= Frodoald =

Frodoald (died in 814) was the Count of Vannes from 799 to around 814.

== Origin ==
Frodoald, or Hrodolt, is a variant of the root "hrot" found in Hrotharius, which corresponds to the name Lothaire. He belonged to the Widonids family, also known as the Guy, Garnier, and Lambert family, which originated from Austrasia and had been established in this region for several generations. His name appears alongside those of his brothers, Gu and Garnier, in a 782 Charter of Charlemagne concerning the monastery of Hornbach. Frodoald was the younger son of Lambert and Teutberge, and the brother of Guy, Count of Nantes and Marquis of the March of Brittrany.

This family, notable during the early Carolingian period, was involved in the political and territorial developments of the time, particularly in the regions that today correspond to parts of France and Germany. The Widonids played an influential role in both local governance and the broader Frankish Empire under Charlemagne.

== Count of Vannes ==
Frodoald became Count of Vannes before 799 when he was subordinated in this role to his brother, the Marquis Guy of Nantes. It was in this context that he had to participate in the same year, alongside his brother, in an expedition to Brittany led by the "marquis and his lieutenants, the counts.".

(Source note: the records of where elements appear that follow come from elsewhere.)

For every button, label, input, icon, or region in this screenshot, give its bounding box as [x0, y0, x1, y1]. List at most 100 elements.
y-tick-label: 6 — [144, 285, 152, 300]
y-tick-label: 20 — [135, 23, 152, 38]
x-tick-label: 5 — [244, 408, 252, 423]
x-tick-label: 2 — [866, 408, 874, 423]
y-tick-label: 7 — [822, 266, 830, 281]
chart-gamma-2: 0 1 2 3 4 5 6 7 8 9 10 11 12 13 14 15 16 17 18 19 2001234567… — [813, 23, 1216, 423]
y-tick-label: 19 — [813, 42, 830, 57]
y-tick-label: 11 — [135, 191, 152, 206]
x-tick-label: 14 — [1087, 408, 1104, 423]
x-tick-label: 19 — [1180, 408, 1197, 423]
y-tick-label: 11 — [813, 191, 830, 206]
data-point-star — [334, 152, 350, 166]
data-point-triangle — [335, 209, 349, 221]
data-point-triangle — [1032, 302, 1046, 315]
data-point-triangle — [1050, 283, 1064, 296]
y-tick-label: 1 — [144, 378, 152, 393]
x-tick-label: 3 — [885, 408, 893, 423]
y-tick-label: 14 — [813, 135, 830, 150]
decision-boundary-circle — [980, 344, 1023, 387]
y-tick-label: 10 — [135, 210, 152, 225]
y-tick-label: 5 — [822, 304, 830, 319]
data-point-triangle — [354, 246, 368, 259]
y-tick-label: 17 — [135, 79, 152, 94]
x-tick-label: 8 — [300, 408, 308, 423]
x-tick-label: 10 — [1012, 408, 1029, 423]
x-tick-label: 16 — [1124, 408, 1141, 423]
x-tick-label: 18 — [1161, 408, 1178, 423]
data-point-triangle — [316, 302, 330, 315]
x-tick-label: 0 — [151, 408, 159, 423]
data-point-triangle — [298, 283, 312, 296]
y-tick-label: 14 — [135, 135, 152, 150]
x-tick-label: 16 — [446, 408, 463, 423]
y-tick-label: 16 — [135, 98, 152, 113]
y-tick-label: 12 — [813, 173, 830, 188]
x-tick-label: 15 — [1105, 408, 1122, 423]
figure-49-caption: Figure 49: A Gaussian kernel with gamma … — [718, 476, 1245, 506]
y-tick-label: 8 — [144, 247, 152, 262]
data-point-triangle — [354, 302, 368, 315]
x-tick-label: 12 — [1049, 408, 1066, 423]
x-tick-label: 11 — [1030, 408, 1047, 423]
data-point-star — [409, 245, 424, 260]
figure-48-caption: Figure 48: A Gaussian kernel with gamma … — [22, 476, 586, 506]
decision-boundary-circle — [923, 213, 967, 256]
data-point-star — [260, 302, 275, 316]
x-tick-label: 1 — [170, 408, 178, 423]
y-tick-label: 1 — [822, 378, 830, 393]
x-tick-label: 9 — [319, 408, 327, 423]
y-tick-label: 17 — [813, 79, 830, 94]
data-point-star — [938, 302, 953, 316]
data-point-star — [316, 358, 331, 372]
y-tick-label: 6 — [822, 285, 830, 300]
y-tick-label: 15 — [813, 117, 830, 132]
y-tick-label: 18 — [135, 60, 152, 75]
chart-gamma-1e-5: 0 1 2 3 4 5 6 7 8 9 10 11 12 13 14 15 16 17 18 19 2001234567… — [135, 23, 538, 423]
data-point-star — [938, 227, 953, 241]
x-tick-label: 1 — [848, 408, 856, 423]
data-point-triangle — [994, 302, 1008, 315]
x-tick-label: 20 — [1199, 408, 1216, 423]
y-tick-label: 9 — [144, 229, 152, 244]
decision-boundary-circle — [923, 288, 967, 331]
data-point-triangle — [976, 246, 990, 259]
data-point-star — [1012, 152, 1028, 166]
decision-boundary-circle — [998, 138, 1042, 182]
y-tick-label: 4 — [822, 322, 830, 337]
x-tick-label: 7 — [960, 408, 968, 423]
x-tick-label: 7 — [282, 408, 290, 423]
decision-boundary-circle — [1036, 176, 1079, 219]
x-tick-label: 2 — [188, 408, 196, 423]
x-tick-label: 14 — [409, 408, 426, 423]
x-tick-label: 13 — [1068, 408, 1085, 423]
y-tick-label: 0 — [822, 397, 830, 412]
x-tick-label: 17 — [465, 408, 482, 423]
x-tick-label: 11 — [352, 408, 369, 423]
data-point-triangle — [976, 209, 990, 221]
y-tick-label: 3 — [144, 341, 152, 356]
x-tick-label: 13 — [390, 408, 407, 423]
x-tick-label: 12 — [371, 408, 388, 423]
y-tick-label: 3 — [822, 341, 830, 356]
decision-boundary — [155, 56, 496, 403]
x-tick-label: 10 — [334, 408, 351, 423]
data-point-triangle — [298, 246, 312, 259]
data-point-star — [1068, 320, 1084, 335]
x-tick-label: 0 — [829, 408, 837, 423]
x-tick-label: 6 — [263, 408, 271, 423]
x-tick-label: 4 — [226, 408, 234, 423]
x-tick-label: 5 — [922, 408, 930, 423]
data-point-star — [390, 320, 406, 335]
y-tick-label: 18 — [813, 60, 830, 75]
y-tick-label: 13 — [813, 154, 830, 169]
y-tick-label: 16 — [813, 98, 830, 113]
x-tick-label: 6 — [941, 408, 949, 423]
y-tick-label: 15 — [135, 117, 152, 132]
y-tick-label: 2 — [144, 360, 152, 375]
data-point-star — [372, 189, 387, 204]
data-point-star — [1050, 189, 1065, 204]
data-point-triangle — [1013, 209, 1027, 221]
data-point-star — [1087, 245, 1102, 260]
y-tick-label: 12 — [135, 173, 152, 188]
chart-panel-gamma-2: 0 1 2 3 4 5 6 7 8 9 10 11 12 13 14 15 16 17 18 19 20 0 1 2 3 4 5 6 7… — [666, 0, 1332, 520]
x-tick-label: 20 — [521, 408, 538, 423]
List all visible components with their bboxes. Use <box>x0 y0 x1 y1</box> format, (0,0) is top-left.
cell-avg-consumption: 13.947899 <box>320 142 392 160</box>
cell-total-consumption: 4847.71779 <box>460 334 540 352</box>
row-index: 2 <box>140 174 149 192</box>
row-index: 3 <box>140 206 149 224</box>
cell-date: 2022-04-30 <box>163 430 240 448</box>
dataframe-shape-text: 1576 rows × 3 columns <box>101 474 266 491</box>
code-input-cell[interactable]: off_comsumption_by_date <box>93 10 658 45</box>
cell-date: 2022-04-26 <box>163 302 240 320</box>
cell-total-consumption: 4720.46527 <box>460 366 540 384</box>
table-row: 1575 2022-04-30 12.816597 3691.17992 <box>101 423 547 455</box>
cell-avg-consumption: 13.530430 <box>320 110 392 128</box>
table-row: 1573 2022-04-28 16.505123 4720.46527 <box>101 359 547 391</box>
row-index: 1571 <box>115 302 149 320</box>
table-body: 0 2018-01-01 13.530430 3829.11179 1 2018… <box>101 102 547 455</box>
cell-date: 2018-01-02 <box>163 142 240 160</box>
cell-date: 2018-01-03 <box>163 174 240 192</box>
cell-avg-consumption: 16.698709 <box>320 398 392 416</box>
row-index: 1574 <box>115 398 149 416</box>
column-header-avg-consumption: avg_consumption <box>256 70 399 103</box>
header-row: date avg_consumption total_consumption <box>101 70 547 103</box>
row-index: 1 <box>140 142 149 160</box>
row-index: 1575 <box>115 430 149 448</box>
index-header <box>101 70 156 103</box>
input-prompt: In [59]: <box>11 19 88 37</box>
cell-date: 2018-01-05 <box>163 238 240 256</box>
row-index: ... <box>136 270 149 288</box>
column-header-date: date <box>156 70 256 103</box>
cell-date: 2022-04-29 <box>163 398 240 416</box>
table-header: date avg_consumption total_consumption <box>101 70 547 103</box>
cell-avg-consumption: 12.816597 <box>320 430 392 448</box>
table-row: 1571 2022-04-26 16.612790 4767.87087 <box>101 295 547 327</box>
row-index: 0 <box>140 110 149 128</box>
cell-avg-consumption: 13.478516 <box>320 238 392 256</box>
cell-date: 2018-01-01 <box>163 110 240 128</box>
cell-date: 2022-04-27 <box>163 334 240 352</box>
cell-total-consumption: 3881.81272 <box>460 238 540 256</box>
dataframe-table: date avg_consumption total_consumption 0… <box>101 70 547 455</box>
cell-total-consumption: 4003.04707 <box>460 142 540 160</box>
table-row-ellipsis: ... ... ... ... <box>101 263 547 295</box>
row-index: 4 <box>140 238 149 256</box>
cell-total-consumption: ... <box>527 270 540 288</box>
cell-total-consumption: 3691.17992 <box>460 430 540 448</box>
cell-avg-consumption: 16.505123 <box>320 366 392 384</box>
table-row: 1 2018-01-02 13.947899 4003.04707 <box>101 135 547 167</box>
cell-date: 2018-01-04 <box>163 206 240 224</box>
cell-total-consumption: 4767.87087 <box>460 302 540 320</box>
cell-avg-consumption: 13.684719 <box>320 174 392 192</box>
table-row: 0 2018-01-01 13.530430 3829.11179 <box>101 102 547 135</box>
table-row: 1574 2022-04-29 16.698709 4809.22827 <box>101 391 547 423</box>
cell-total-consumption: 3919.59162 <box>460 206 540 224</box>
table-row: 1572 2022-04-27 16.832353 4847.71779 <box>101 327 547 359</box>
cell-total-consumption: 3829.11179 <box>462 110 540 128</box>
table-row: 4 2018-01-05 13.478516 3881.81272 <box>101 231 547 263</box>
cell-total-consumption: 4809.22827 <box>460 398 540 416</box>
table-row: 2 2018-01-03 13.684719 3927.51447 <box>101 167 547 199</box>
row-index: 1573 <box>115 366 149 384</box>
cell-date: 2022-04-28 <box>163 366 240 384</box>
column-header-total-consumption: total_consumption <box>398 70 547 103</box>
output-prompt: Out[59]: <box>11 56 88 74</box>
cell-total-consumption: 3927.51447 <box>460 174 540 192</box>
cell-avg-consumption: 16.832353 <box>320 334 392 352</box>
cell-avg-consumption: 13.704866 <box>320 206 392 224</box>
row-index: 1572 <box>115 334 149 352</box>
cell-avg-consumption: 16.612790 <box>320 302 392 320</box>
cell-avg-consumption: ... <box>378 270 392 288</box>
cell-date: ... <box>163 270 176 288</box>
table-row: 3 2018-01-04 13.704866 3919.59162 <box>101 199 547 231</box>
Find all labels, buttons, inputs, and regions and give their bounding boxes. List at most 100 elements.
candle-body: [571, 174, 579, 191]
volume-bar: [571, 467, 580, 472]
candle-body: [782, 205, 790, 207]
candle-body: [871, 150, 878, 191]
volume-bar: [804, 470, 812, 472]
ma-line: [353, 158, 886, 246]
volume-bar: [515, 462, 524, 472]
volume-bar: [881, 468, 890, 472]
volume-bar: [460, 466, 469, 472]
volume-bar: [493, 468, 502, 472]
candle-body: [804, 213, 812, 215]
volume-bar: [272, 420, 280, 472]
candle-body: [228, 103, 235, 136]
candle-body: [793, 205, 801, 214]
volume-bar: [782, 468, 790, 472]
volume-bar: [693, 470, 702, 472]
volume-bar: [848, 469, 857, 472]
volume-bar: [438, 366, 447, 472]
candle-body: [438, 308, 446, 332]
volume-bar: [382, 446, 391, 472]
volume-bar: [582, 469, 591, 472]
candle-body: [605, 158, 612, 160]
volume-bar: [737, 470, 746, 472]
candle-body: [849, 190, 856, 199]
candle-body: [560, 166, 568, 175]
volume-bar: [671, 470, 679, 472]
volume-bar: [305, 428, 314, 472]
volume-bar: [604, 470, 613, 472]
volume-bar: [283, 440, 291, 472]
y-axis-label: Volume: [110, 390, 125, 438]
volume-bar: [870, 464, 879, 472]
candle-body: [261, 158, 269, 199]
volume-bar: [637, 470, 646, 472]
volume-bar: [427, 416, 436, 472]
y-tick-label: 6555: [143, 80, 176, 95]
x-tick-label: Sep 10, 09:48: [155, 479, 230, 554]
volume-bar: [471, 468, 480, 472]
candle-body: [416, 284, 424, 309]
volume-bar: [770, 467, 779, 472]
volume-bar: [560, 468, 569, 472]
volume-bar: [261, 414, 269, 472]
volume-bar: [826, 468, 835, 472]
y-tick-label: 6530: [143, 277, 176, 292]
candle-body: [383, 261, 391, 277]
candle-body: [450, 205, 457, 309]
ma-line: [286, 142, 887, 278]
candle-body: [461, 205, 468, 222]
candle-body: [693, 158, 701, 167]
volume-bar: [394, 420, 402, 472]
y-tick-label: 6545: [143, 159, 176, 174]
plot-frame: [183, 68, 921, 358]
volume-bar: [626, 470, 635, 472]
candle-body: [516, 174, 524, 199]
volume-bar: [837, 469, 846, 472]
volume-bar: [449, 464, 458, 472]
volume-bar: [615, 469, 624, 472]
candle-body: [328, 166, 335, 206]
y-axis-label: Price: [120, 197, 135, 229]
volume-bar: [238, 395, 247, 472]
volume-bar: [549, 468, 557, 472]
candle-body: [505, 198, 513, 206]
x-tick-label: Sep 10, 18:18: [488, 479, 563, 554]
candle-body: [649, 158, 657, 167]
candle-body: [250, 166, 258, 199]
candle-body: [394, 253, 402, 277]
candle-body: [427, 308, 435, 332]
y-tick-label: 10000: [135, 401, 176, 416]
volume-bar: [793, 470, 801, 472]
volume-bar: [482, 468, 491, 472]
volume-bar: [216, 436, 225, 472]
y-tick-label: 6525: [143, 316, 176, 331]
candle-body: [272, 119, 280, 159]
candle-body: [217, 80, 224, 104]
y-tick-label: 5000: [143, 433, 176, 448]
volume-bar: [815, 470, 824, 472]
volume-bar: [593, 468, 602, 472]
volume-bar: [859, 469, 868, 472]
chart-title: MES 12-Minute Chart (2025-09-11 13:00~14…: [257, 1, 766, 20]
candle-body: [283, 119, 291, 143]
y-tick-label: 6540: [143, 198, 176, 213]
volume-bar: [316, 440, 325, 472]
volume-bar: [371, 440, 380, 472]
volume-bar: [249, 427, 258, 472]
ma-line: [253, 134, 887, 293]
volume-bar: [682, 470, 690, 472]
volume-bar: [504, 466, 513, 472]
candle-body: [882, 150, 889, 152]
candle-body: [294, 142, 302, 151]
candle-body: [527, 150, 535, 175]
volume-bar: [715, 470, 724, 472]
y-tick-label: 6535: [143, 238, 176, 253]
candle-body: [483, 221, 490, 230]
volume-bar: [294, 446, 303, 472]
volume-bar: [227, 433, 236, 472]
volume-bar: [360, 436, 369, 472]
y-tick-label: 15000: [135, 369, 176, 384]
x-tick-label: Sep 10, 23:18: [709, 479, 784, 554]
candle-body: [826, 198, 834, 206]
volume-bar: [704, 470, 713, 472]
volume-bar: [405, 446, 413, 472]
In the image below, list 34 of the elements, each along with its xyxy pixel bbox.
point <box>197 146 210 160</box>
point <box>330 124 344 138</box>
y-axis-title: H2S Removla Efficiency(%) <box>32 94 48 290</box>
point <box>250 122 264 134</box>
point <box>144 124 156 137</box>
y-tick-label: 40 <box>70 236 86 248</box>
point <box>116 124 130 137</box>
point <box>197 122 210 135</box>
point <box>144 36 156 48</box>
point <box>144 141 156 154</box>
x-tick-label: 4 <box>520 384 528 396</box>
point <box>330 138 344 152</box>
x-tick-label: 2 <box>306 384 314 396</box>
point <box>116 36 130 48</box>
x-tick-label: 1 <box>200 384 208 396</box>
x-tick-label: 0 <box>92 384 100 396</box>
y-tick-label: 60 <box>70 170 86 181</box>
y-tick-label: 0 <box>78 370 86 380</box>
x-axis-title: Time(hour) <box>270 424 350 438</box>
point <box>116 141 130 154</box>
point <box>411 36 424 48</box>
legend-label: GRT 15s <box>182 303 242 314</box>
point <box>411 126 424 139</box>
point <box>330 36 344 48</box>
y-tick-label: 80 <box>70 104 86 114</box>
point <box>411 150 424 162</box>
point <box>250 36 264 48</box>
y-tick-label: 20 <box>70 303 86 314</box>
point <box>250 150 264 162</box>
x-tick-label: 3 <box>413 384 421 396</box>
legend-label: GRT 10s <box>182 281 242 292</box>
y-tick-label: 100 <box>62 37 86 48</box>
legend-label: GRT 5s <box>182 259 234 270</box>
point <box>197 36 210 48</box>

It seems that Frodoald exercised his authority mainly in the Romanized area of the county, where he administered justice through his two missi comitis (viscounts), Gautro and Hermandro, who presided over the judgment of a certain Anau, a resident of the town of Langon, on September 29, 803..

Although it is not specified, Frodoald likely also participated in the 811 expedition sent by Charlemagne "against the Bretons to punish their treachery".

Frodoald likely died around 814, the year when his position was taken over by his son, Gui II de Vannes.